Git is a fast, scalable, distributed revision control system with an unusually rich command set that provides both high-level operations and full access to internals.

Git is an Open Source project covered by the GNU General Public License version 2 (some parts of it are under different licenses, compatible with the GPLv2). It was originally written by Linus Torvalds with help of a group of hackers around the net.

Please read the file INSTALL for installation instructions.

Many Git online resources are accessible from https://git-scm.com/ including full documentation and Git related tools.

See Documentation/gittutorial.txt to get started, then see Documentation/giteveryday.txt for a useful minimum set of commands, and Documentation/git-.txt for documentation of each command. If git has been correctly installed, then the tutorial can also be read with man gittutorial or git help tutorial, and the documentation of each command with man git-<commandname> or git help <commandname>.

CVS users may also want to read Documentation/gitcvs-migration.txt (man gitcvs-migration or git help cvs-migration if git is installed).

The user discussion and development of Git take place on the Git mailing list -- everyone is welcome to post bug reports, feature requests, comments and patches to git@vger.kernel.org (read Documentation/SubmittingPatches for instructions on patch submission). To subscribe to the list, send an email with just "subscribe git" in the body to majordomo@vger.kernel.org. The mailing list archives are available at https://public-inbox.org/git/, http://marc.info/?l=git and other archival sites.

Issues which are security relevant should be disclosed privately to the Git Security mailing list git-security@googlegroups.com.

The maintainer frequently sends the "What's cooking" reports that list the current status of various development topics to the mailing list. The discussion following them give a good reference for project status, development direction and remaining tasks.

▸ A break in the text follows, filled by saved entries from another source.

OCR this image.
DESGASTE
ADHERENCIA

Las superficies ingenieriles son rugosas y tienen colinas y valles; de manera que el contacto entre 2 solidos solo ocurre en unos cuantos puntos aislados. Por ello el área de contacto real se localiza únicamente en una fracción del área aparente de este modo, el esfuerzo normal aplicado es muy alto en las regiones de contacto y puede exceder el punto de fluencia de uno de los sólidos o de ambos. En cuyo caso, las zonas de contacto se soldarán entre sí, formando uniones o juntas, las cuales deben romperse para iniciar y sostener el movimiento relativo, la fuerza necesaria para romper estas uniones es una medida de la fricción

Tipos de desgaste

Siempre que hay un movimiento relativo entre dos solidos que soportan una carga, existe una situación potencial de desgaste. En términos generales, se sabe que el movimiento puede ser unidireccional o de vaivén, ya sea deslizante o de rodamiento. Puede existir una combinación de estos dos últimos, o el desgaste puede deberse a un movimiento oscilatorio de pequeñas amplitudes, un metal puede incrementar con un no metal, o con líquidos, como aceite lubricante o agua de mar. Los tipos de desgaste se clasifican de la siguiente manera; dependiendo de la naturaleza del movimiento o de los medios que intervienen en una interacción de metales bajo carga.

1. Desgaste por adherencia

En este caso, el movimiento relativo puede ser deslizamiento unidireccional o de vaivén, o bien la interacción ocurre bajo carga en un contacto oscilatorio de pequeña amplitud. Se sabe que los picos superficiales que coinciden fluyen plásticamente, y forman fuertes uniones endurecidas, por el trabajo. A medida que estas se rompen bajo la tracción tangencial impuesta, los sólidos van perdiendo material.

The name "git" was given by Linus Torvalds when he wrote the very first version. He described the tool as "the stupid content tracker" and the name as (depending on your mood):

  • random three-letter combination that is pronounceable, and not actually used by any common UNIX command. The fact that it is a mispronunciation of "get" may or may not be relevant.
  • stupid. contemptible and despicable. simple. Take your pick from the dictionary of slang.
  • "global information tracker": you're in a good mood, and it actually works for you. Angels sing, and a light suddenly fills the room.